My wife, Deborah Mills-Scofield monitors dozens of media outlets and forwards articles to me that might be of interest. One recently came my way about an effort in Portland, ME to harvest hydroelectric energy from its water pipes. A company, LucidEnergy, has developed turbines that can be installed for this purpose. The basic idea is to capture free energy in municipal water pipes that would otherwise be wasted.
While I applaud such innovation and creativity, I find the effort is misplaced. I predict these turbines, like solar panels of the 1970’s and green roofs of this last decade — will soon be removed and abandoned. This kind of energy harvesting is a fool’s errand.

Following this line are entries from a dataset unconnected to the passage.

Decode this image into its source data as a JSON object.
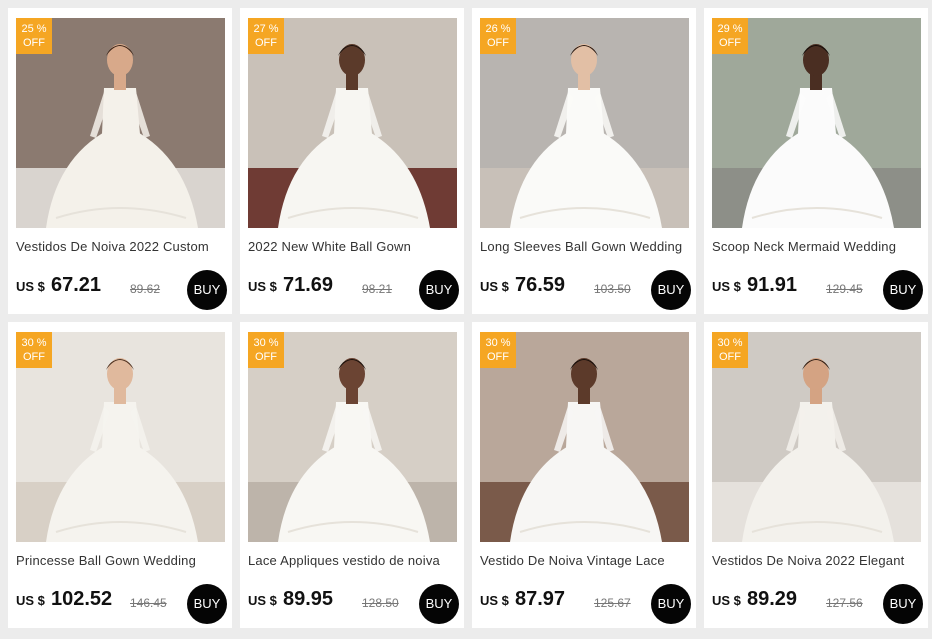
{
  "products": [
    {
      "discount": "25 %",
      "off": "OFF",
      "title": "Vestidos De Noiva 2022 Custom",
      "currency": "US $",
      "price": "67.21",
      "old_price": "89.62",
      "buy": "BUY",
      "scene": {
        "bg": "#8b7a70",
        "floor": "#d9d4cf",
        "dress": "#f4f1ea",
        "skin": "#d8a98a",
        "hair": "#3a2418"
      }
    },
    {
      "discount": "27 %",
      "off": "OFF",
      "title": "2022 New White Ball Gown",
      "currency": "US $",
      "price": "71.69",
      "old_price": "98.21",
      "buy": "BUY",
      "scene": {
        "bg": "#c9c1b8",
        "floor": "#6f3b34",
        "dress": "#f7f6f2",
        "skin": "#5b3a2a",
        "hair": "#1c120d"
      }
    },
    {
      "discount": "26 %",
      "off": "OFF",
      "title": "Long Sleeves Ball Gown Wedding",
      "currency": "US $",
      "price": "76.59",
      "old_price": "103.50",
      "buy": "BUY",
      "scene": {
        "bg": "#b8b4b0",
        "floor": "#c8c0b8",
        "dress": "#fafaf8",
        "skin": "#e2bfa5",
        "hair": "#2a1a12"
      }
    },
    {
      "discount": "29 %",
      "off": "OFF",
      "title": "Scoop Neck Mermaid Wedding",
      "currency": "US $",
      "price": "91.91",
      "old_price": "129.45",
      "buy": "BUY",
      "scene": {
        "bg": "#9fa89a",
        "floor": "#8d8f88",
        "dress": "#fbfbfb",
        "skin": "#4a2e22",
        "hair": "#140c08"
      }
    },
    {
      "discount": "30 %",
      "off": "OFF",
      "title": "Princesse Ball Gown Wedding",
      "currency": "US $",
      "price": "102.52",
      "old_price": "146.45",
      "buy": "BUY",
      "scene": {
        "bg": "#e8e4de",
        "floor": "#d8d0c6",
        "dress": "#f5f3ee",
        "skin": "#e0b99d",
        "hair": "#4b3020"
      }
    },
    {
      "discount": "30 %",
      "off": "OFF",
      "title": "Lace Appliques vestido de noiva",
      "currency": "US $",
      "price": "89.95",
      "old_price": "128.50",
      "buy": "BUY",
      "scene": {
        "bg": "#d6cfc6",
        "floor": "#bdb4aa",
        "dress": "#f8f7f3",
        "skin": "#6b4433",
        "hair": "#1a100b"
      }
    },
    {
      "discount": "30 %",
      "off": "OFF",
      "title": "Vestido De Noiva Vintage Lace",
      "currency": "US $",
      "price": "87.97",
      "old_price": "125.67",
      "buy": "BUY",
      "scene": {
        "bg": "#b9a79a",
        "floor": "#7a5a4a",
        "dress": "#f7f6f4",
        "skin": "#5c3a2a",
        "hair": "#150d09"
      }
    },
    {
      "discount": "30 %",
      "off": "OFF",
      "title": "Vestidos De Noiva 2022 Elegant",
      "currency": "US $",
      "price": "89.29",
      "old_price": "127.56",
      "buy": "BUY",
      "scene": {
        "bg": "#cfcac4",
        "floor": "#e5e1dc",
        "dress": "#f3f1ec",
        "skin": "#d4a383",
        "hair": "#2d1c12"
      }
    }
  ]
}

About a decade ago I learned about another energy harvesting project in Israel — to install piezo-electric tranducers in highways to capture energy from passing trucks. As heavy vehicles passed over these tranducers the truck weight would cause the transducers to compress and produce electricity. The promoters of this energy argued that normal road compression represented lost energy — their technology would capture energy that would otherwise be lost. The installed transducers did, in fact, produce electricity. But I am confident that careful analysis would show that this energy comes from slight increase in fuel consumption of the vehicles that pass over the transducers. Highway rolling resistance is mostly due to compression of the tires, not the road surface!
I am not aware of any evidence that water passing through municipal pipes arrives at end destinations with excessive kinetic energy. Therefore any energy harvested along the way is likely to have to be re-injected by pumps.
And the maintenance issues must be significant. I envision a few years of testing at the end of which it will be concluded that the cost of maintaining these units far exceeds the value of the energy they generate. And what about the maintenance of pipes which get plugged due to low flow velocity?
Nature has handed us sunlight, wind, and hydo energy. Harvesting these abundant resources is proving to be a challenge. Harvesting efforts should focus on these well-understood and low-maintenance options.
Humans clearly waste a terrific amount of energy. And there are many different ways that this wasted energy might be harvested. The problem is cost-effectiveness.